Chennai, April 17: The Tamil Nadu government, which shut down the only thermometer-manufacturing unit in the state for polluting the environment, has decided not to allow a new facility to come up.

The decision was taken recently on the basis of a recommendation by the state pollution control board.

Two hundred and fifty-six tonnes of hazardous “mercury-bearing glass scrap” and 17 tonnes of waste from the Kodaikanal factory’s “effluent treatment plant” have reached Tuticorin on way to the US, “the country of the mercury’s origin”.

Environmentalists, NGOs and the Tamil Nadu Pollution Control Board worked together in the first major operation to ask a powerful MNC — Cheese Boroughs Ponds, which later merged with Hindustan Lever Limited (HLL) — to leave.

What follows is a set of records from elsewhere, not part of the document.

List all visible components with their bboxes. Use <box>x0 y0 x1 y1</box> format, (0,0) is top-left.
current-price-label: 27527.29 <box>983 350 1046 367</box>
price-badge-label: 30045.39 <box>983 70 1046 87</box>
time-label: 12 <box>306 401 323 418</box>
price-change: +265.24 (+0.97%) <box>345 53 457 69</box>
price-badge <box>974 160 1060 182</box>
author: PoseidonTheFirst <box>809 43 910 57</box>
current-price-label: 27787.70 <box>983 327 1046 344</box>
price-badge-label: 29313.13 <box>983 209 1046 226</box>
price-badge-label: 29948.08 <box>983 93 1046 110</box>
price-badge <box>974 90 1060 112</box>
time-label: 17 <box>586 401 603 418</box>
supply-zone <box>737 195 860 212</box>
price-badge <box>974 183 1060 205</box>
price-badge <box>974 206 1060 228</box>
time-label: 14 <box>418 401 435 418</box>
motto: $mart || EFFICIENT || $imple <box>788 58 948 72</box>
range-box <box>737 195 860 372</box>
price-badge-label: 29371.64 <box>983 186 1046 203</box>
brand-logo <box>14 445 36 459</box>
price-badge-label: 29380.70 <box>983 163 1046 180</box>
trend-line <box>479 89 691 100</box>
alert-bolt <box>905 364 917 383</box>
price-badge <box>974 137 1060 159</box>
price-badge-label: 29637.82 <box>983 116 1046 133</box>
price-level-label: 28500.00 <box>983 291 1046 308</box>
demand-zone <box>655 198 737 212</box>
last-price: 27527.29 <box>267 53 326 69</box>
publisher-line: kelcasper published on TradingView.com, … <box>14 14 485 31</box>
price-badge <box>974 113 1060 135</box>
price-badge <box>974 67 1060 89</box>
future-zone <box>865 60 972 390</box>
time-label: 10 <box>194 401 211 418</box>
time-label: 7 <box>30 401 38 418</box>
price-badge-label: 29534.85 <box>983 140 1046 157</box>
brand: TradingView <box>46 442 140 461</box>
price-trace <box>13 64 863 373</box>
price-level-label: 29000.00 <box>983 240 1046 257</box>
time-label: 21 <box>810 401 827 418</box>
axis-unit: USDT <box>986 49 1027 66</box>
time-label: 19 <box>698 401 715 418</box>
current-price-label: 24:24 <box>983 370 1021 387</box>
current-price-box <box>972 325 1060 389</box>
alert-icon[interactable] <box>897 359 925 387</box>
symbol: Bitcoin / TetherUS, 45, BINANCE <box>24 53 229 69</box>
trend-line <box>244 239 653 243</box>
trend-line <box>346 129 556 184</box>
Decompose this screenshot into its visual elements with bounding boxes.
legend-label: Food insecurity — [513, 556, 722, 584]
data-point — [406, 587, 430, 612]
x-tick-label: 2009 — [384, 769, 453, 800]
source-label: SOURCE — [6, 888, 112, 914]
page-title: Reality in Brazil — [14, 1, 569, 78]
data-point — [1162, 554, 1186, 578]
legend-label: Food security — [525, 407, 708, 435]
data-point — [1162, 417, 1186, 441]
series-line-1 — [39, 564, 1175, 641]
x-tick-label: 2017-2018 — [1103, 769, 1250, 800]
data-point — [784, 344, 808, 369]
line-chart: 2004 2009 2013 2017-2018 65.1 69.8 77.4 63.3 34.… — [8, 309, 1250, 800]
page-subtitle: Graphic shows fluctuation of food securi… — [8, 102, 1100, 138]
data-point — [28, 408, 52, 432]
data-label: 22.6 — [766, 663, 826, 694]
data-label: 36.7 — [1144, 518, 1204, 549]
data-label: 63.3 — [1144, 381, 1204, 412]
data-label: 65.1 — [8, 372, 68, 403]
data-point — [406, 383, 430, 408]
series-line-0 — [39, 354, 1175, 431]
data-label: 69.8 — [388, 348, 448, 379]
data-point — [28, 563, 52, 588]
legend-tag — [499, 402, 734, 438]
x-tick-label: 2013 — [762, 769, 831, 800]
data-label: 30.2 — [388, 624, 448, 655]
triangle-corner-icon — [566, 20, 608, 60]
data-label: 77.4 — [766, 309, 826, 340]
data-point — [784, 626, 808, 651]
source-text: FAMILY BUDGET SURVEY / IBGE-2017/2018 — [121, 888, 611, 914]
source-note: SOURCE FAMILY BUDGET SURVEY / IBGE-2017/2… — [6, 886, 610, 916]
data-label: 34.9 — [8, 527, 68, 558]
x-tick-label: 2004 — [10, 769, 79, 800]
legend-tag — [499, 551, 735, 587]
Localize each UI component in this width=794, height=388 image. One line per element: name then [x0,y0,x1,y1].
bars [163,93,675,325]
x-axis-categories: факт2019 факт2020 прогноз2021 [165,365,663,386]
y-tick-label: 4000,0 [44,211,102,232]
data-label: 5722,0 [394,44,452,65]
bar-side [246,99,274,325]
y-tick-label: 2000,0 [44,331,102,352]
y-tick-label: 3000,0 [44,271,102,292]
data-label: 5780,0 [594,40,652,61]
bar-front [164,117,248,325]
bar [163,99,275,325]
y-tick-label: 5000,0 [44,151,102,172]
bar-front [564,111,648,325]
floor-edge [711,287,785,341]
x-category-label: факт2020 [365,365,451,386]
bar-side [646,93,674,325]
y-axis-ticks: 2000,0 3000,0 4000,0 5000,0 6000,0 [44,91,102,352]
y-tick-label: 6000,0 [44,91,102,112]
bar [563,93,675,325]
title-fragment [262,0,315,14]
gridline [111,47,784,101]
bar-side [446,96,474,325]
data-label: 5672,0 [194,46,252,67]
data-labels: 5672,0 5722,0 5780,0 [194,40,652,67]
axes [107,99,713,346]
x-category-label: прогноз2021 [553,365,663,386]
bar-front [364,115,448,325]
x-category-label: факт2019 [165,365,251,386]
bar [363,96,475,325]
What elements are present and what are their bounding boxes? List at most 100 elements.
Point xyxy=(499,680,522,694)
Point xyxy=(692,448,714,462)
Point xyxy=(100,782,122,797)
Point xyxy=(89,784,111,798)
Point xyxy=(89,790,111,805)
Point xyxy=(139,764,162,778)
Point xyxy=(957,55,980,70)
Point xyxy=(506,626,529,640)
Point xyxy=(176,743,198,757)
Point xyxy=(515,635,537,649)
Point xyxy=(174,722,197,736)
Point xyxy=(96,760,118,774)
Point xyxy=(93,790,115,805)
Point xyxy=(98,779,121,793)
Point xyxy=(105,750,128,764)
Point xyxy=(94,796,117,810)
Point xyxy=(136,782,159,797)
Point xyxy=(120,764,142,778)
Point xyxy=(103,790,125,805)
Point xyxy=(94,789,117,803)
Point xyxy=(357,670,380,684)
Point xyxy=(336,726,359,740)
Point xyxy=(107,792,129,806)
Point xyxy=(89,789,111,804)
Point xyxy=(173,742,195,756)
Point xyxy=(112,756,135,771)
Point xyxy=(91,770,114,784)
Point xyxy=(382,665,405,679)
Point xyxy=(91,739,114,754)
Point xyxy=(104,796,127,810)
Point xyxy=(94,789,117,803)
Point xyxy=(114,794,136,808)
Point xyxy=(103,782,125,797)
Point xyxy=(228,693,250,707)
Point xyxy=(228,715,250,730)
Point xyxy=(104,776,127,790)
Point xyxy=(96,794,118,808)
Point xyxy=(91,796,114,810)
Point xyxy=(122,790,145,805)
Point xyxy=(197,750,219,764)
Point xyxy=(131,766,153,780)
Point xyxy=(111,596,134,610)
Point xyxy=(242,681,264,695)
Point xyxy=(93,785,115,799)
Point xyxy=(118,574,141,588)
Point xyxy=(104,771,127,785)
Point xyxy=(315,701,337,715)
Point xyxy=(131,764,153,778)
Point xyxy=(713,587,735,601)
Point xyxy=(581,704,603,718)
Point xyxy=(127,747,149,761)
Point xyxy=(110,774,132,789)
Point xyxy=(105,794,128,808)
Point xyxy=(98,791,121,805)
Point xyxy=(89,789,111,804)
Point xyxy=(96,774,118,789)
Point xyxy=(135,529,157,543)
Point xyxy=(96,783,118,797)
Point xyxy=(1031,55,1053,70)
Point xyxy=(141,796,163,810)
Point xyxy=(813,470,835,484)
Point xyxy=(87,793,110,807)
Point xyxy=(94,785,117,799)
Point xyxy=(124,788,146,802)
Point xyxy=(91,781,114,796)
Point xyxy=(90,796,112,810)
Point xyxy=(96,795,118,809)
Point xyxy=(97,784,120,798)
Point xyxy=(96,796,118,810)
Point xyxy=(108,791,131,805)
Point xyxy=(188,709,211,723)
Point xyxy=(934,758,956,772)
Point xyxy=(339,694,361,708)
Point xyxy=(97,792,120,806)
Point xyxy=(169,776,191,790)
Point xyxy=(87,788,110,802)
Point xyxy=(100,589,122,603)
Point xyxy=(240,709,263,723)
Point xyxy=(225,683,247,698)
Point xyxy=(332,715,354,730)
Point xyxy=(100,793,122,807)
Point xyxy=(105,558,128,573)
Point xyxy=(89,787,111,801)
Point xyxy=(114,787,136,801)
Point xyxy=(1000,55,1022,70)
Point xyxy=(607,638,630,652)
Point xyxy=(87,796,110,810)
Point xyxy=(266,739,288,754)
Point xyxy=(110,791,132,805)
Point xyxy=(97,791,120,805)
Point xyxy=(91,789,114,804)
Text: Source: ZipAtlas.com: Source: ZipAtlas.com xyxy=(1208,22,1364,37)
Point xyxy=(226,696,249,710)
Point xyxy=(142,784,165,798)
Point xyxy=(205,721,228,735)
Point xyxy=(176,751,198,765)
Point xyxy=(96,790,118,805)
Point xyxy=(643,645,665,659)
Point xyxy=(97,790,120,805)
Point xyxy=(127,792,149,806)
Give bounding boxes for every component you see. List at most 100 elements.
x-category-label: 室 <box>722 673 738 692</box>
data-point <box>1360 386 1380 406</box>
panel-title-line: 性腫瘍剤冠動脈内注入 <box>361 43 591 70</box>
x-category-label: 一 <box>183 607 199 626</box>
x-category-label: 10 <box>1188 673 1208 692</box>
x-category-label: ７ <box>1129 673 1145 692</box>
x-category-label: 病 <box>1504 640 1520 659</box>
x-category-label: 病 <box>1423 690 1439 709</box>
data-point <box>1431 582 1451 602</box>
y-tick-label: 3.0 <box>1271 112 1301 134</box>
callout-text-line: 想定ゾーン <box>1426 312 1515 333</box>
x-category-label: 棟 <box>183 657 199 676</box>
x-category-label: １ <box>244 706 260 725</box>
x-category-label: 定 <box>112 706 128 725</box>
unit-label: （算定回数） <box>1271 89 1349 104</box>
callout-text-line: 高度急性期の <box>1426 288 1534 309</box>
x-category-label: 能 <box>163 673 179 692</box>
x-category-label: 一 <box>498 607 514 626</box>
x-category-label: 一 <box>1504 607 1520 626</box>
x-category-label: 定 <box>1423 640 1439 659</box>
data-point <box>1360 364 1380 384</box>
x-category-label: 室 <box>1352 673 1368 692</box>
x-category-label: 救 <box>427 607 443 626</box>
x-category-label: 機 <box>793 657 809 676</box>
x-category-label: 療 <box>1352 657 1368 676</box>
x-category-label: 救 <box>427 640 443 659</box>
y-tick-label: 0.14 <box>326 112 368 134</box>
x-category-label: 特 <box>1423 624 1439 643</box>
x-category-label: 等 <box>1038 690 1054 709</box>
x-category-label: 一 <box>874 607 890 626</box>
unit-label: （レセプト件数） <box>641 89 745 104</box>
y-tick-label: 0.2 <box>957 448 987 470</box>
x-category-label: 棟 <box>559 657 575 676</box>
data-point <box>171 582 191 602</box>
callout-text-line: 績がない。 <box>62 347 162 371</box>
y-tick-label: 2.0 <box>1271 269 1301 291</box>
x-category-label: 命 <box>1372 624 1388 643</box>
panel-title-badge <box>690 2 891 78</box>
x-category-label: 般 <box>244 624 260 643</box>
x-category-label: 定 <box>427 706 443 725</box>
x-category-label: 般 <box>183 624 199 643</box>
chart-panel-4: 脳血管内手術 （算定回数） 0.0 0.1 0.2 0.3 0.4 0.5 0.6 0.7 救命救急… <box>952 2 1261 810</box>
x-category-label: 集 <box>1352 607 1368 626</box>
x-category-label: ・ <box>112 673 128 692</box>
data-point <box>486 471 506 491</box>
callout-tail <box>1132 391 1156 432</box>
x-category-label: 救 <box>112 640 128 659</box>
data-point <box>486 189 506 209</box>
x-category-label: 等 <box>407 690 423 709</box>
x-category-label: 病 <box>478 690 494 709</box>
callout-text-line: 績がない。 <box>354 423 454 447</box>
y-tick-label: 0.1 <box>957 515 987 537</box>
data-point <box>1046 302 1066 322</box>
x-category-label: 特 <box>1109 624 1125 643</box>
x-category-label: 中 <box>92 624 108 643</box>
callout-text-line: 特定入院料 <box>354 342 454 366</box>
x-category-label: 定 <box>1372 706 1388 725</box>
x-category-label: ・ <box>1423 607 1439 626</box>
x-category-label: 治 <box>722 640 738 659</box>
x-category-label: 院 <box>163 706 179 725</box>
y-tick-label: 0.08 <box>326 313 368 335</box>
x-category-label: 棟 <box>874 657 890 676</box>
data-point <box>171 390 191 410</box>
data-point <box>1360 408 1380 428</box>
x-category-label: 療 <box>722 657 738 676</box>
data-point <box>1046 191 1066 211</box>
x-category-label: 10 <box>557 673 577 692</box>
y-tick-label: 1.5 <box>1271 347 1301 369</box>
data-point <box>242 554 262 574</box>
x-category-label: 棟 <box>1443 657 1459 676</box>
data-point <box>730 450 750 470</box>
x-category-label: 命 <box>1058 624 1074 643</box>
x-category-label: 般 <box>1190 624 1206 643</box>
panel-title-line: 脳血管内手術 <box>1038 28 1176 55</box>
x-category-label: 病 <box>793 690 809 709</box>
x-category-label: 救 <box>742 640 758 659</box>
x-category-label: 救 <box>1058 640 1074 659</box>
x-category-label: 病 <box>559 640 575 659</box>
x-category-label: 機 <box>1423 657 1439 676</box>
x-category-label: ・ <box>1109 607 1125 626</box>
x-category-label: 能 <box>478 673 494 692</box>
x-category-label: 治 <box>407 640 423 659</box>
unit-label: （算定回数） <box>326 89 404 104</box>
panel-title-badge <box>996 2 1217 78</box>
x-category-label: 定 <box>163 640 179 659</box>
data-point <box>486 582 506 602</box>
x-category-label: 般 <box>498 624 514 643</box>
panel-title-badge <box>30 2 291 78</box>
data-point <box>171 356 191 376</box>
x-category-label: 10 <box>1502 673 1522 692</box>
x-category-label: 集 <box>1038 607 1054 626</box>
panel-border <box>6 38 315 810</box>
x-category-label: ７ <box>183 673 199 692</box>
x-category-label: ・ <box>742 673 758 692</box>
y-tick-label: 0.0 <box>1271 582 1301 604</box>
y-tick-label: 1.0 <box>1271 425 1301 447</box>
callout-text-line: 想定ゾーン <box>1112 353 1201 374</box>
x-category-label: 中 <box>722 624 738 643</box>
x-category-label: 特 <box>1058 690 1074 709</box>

Pollution control board sources said the company, “either by mistake or oversight”, had sold broken thermometers containing traces of mercury to a small scrap-yard in Kodaikanal, where it set up shop in 1983.

The first alert that mercury-stained glass scrap had slipped out of the factory came on March 11, 2001, from Greenpeace, an international environment organisation.

Pollution control board scientists examined the samples, found the company guilty under the Environment Protection Act and ordered its closure in March 2001, sources said.

Since the Kodaikanal factory was a 100 per cent export-oriented unit, nothing was supposed to move out of its premises without Customs clearance.

But the contaminated glass scrap found its way out and 7.44 tonnes were removed from the scrap yard and taken back to the factory, along with 2.70 tonnes of soil from the place.

Sources said that when the ‘serious mistake’ was brought to the company’s notice, it agreed to cooperate with the pollution board to take remedial steps instead of opting for litigation.

“This has been a major silent victory for us. The unit was permitted at a time when environmental awareness was low. It went up dramatically after the Bhopal gas leak in December 1984,” sources said.

Once the contaminated samples were detected in March 2001, they had to be taken back to the factory before the monsoon. Otherwise, the “mercury would have leached out, causing greater damage to the hill environment”. A quick safe protocol was devised and “everything was taken back” to the company warehouse by the end of May 2001.

Two international consultants were then roped in to study the environmental impact of the thermometer factory in Kodaikanal. A working committee of representatives of the pollution control board, the industry, NGOs and technical experts was also formed.

The consultants, who did the mercury analysis in an Australian government laboratory, readied their report in July 2002 after a-more-than-a-year study. It was handed over to the working committee in October 2002.

The report detailed some ‘hot spots’ in and around the factory that were contaminated by mercury. Since the mercury for the factory was sourced from the US, the working committee decided that it should be shipped back there.

Based on this decision, the company approached the Union ministry of environment and forests, which recently cleared the export of the hazardous material to the US.

Board scientists devised safety protocols and trained workers to pack the material into nearly 1,500 drums. The packing took 20 days and the workers were made to wear ‘respirators’, besides protective aprons.

The container with the hazardous substances has now reached Tuticorin port and is expected to set sail on April 23 to the ‘Bethlam Apparatus company’ in Pennsylvania State in the US, which has a facility for recovery of mercury, it is said.

Sources said the Indian company has so far spent close to Rs 6 crore on the clean-up operation. The equipment used for making thermometers at the Kodaikanal plant will be “totally broken up” after being decontaminated.